Blaue Sonne - Roter Tod: Teil 3
Chief Captain Peter Heller betrat widerwillig das Leichenschauhaus und rümpfte die Nase, als er das vertraute Aroma der Desinfektions- und Konservierungsmittel einatmete. Doc Buehler stand am Seziertisch, den langen Kittel mit ekelhaften Flecken übersät und ein vorschriftswidriges Aromastäbchen im Mundwinkel. Heller hasste Raucher noch mehr als Mörder. Letztere hatten zumindest in der Regel ein Motiv, während erstere aus nicht nachvollziehbaren Gründen ihre Gesundheit ruinierten, um irgendwann den Krankenkassen auf der Tasche zu liegen. Als er seine vierzehnjährige Tochter vor ein paar Tagen mit einem Aromastäbchen erwischt hatte, hatte er es ihr aus dem Mund geschlagen und ihr anschließend eine so gehörige Tracht Prügel verabreicht, dass ihm noch stundenlang die Hand wehgetan hatte.
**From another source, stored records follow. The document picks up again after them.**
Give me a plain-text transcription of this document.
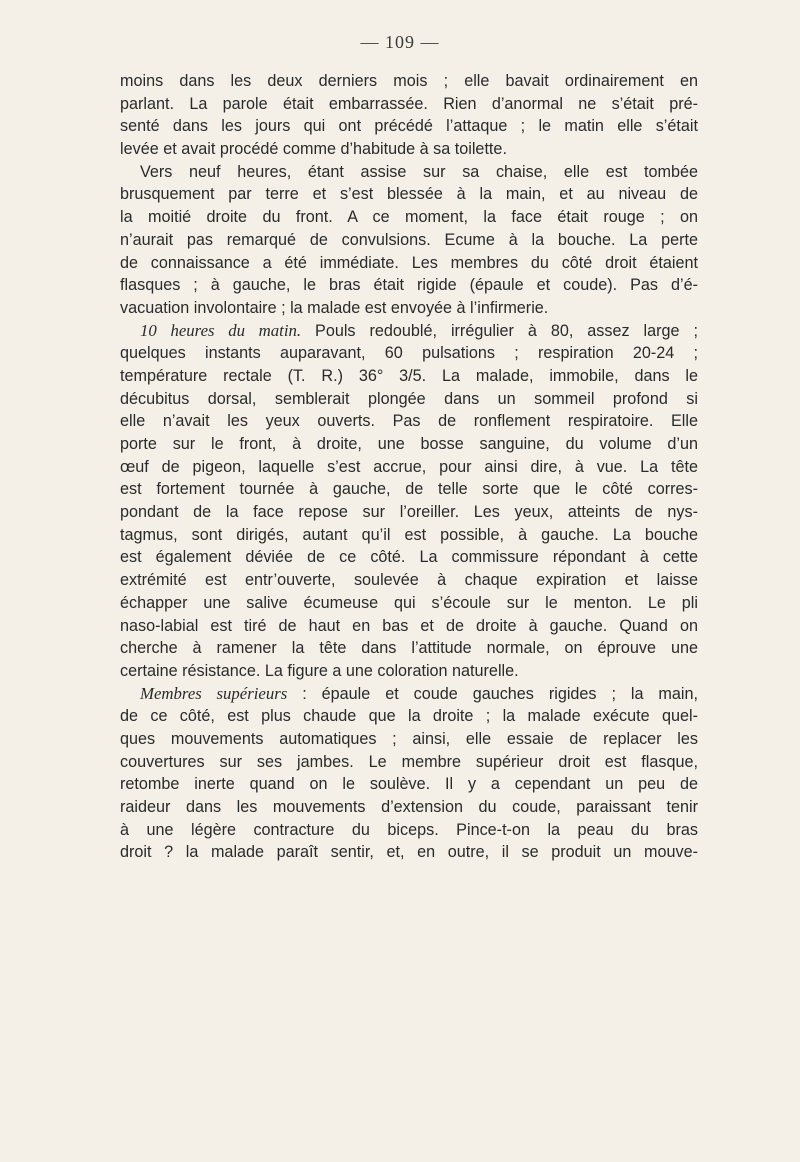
— 109 —
moins dans les deux derniers mois ; elle bavait ordinairement en
parlant. La parole était embarrassée. Rien d’anormal ne s’était pré-
senté dans les jours qui ont précédé l’attaque ; le matin elle s’était
levée et avait procédé comme d’habitude à sa toilette.
Vers neuf heures, étant assise sur sa chaise, elle est tombée
brusquement par terre et s’est blessée à la main, et au niveau de
la moitié droite du front. A ce moment, la face était rouge ; on
n’aurait pas remarqué de convulsions. Ecume à la bouche. La perte
de connaissance a été immédiate. Les membres du côté droit étaient
flasques ; à gauche, le bras était rigide (épaule et coude). Pas d’é-
vacuation involontaire ; la malade est envoyée à l’infirmerie.
10 heures du matin. Pouls redoublé, irrégulier à 80, assez large ;
quelques instants auparavant, 60 pulsations ; respiration 20-24 ;
température rectale (T. R.) 36° 3/5. La malade, immobile, dans le
décubitus dorsal, semblerait plongée dans un sommeil profond si
elle n’avait les yeux ouverts. Pas de ronflement respiratoire. Elle
porte sur le front, à droite, une bosse sanguine, du volume d’un
œuf de pigeon, laquelle s’est accrue, pour ainsi dire, à vue. La tête
est fortement tournée à gauche, de telle sorte que le côté corres-
pondant de la face repose sur l’oreiller. Les yeux, atteints de nys-
tagmus, sont dirigés, autant qu’il est possible, à gauche. La bouche
est également déviée de ce côté. La commissure répondant à cette
extrémité est entr’ouverte, soulevée à chaque expiration et laisse
échapper une salive écumeuse qui s’écoule sur le menton. Le pli
naso-labial est tiré de haut en bas et de droite à gauche. Quand on
cherche à ramener la tête dans l’attitude normale, on éprouve une
certaine résistance. La figure a une coloration naturelle.
Membres supérieurs : épaule et coude gauches rigides ; la main,
de ce côté, est plus chaude que la droite ; la malade exécute quel-
ques mouvements automatiques ; ainsi, elle essaie de replacer les
couvertures sur ses jambes. Le membre supérieur droit est flasque,
retombe inerte quand on le soulève. Il y a cependant un peu de
raideur dans les mouvements d’extension du coude, paraissant tenir
à une légère contracture du biceps. Pince-t-on la peau du bras
droit ? la malade paraît sentir, et, en outre, il se produit un mouve-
Es war zum Verrücktwerden. Er konnte als Leiter der Sicherheitsabteilung auf der Randstation Golden Gate I seine Familienangehörigen vor fast allem schützen, nur nicht vor ihnen selbst.
„Das verdammte Dreckzeug wird Dich irgendwann umbringen, Flint. Wann hörst Du endlich mit dem Scheiß auf?“
Buehler zuckte die Achseln, löschte das Stäbchen und wendete sich wieder seinem „Patienten“ zu.
„Der hier hatte nichts dagegen, Peter. Zumindest war er so höflich, zu schweigen.“
„Und was haben wir hier, dass Du mich dafür aus dem Schlaf reißt?“
„Kam heute früh mit der Floyd, einem Erzfrachter herein. Der Kapitän sagte etwas von einer rätselhaften Krankheit. Im Kühlfach liegen noch zwei von der Sorte, selbe Symptome. Ich habe das Schiff und die Überlebenden vorsichtshalber unter Quarantäne stellen lassen.“
„Und? Muss ich Rotalarm geben?“
„Negativ, Chief. Ich konnte in seinem Blut keine Anzeichen schädlicher Mikroorganismen, Viren oder Bakterien feststellen. Genauer gesagt, ich konnte nicht einmal Blut in ihm feststellen.“
Heller riss die Augen auf.
„Du verscheißerst mich, Flint.“
„Wenn ich es doch sage. Er ist völlig blutleer, die anderen beiden auch. Aber er hat außer einem Kratzer am Arm, der nicht tief genug ist, um ihn ausbluten zu lassen, keinerlei Verletzungen. Sein Blut hat sich buchstäblich in Luft aufgelöst.“
Der Chief Captain verschränkte die Hände hinter dem Rücken und lief neben dem Leichnam auf und ab.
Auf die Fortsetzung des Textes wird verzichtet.